British Army plays Imperial March for King Abdullah

Link.

I just about pissed myself laughing.

So did I :slight_smile:

Heh, I saw that on the news last night and I wondered if I was imagining things. Mind you, the only time I’ve seen the Changing of the Guard the band played “Live and Let Die”, gloriously.

“…mired in con-TROV-uh-cy”?

Was Brown behind it?

Yep, you have to talk proper on our programmes.

Wow…that’s…wow. Certainly a new one by me. My company has head offices here in New Jersey and another in London, and I talk with the folks over there on just about a daily basis. I’m used to their speech patterns enough that I don’t even look at things like the way “aluminium” is spoken there as a mispronunciation anymore – it’s just a different way of saying it.

But that? Wow…that was out there.

Can anyone provide any insight into this? I mean, was it a joke? That particular song was composed specifically as a score for the film, correct? It’s not like there’s any other older if slightly more arcane historical precedence for playing it, is there?

We often watch the BBA America evening news, and we’ve gotten used to con-TROV-er-sy, GLASS-ier, and assorted other lovely pronunciations. It definitely does take a bit of getting used to.

I suspect it’s a bit of light-hearted (and perhaps slightly irresponsible) selective editing. Nothing in the clip shows him actually arriving to that music, it was probably being played as one of a number of warm-up pieces earlier on, in a ‘keep the crowd happy’ manner.
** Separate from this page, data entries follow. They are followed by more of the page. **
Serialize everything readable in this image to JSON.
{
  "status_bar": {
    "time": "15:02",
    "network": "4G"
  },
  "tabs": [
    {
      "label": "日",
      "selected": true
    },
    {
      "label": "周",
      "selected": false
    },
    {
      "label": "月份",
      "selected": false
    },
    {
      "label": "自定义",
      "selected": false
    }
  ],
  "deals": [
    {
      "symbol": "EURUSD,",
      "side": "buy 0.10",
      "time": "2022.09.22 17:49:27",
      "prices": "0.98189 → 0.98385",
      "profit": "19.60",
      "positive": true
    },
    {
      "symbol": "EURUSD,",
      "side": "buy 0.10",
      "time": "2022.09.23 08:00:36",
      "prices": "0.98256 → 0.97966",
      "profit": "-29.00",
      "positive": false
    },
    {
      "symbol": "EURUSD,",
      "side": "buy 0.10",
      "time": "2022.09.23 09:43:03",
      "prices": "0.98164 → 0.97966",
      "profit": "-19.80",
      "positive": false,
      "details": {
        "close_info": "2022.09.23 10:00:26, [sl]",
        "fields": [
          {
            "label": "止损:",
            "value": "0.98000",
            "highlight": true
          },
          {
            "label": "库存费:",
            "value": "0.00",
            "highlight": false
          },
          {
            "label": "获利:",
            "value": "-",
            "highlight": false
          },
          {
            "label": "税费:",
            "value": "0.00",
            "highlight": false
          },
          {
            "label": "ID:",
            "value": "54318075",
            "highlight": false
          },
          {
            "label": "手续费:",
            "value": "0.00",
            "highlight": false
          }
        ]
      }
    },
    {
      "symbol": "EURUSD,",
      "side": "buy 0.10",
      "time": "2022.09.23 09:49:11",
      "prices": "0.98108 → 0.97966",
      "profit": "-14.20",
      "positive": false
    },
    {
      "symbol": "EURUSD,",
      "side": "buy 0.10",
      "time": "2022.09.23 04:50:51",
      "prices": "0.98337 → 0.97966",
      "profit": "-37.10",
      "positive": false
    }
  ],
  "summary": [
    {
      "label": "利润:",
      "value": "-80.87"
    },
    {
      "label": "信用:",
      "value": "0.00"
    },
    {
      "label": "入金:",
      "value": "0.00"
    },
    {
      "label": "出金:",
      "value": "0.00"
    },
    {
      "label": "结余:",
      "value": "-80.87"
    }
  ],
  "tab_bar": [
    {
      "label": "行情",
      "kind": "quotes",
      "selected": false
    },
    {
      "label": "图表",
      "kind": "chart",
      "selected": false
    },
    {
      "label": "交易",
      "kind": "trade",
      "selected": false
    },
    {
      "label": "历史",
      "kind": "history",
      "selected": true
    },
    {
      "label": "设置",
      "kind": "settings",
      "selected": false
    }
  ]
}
And while the list of pieces to be played no doubt is checked over by someone fairly high up, ‘J. Williams - Imperial March’ doesn’t exactly highlight the irony.

Rather like a story I heard from a vicar, of how it can be difficult to be sure that the music to be played at cremations (and other ceremonies) can be tricky. He learnt the hard way by not realising until too late the problem with the lyrics to Robbie Williams’ Let Me Entertain You…‘I’m a burning effigy, of everything I used to be’… :smack:

Going completely off-topic here, but if you didn’t already know it, there’s a rather interesting history to the aluminium/aluminum divide.